Everyone else found him so very affecting so why not her?

Of course, he couldn’t do that. That would cross that boundary he’d drawn and again, he didn’t cross those boundaries.

Still...

It was true that sometimes protection didn’t work and there was a failure rate. Maybe that had happened.

Predictably, his thoughts turned to that night again, and how he’d reached for the condoms in the bedside table. He’d come close to forgetting about protection himself, and he still couldn’t believe he had. But the doctor had been very clear that there was a vasectomy failure rate in the first three months, so he had to be careful.

As usual, the mere thought of that night made his body wake into full, aching life. Making him shift irritably in his seat.

He needed to get himself a lover. Wipe the memory from his brain once and for all. Sex always relaxed him, eased some of the tension from his muscles and that helped him sleep. He couldn’t think why he hadn’t found a woman sooner, but he hadn’t.

It was only that there had been something about the mystery woman that had got to him on a fundamental level.
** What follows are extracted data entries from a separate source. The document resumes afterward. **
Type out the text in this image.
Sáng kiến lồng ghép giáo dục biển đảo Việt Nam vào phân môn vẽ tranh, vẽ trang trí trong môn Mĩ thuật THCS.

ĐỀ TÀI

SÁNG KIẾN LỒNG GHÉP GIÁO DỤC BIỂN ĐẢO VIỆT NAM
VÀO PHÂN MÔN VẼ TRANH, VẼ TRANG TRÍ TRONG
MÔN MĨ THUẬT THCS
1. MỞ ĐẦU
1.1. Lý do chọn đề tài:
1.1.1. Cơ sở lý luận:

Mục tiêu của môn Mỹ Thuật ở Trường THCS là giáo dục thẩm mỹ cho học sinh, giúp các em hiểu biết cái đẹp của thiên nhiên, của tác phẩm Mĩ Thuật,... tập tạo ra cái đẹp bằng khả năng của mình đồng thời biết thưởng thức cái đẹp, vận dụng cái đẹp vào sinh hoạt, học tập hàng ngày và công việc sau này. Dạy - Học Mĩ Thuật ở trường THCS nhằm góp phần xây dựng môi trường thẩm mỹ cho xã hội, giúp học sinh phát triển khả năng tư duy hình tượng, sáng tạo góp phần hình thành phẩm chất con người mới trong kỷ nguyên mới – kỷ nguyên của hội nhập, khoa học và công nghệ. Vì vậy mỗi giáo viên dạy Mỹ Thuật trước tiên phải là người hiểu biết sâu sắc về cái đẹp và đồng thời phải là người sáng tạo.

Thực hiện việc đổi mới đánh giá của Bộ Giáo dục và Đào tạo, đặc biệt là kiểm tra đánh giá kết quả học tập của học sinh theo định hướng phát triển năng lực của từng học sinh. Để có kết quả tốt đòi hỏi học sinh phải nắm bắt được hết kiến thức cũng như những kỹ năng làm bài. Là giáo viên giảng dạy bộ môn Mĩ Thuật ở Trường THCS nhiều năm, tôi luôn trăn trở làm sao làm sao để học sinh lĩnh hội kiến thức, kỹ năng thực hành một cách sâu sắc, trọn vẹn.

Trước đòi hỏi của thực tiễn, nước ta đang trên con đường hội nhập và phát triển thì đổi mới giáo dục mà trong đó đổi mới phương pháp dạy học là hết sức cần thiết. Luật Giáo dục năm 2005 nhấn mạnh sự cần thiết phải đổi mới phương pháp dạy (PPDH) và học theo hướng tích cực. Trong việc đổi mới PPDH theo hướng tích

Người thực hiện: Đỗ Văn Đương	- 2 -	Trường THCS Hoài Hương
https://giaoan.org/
She’d responded to him so honestly, so passionately. She hadn’t hidden how much she’d wanted him. Hadn’t been self-conscious the way some women were, too busy worrying about how they looked or the sounds they made. No, it was as if she hadn’t cared about any of that, giving herself so utterly to him and to the pleasure they created between them that all self-consciousness had fallen away. There had only been him. Only them. Together.

They’d been so in sync with each other it was almost as if they knew each other. She definitely knew who he was, and maybe... maybe he’d known who she was too, deep down in some distant part of him.

But who she could be, he still had no idea.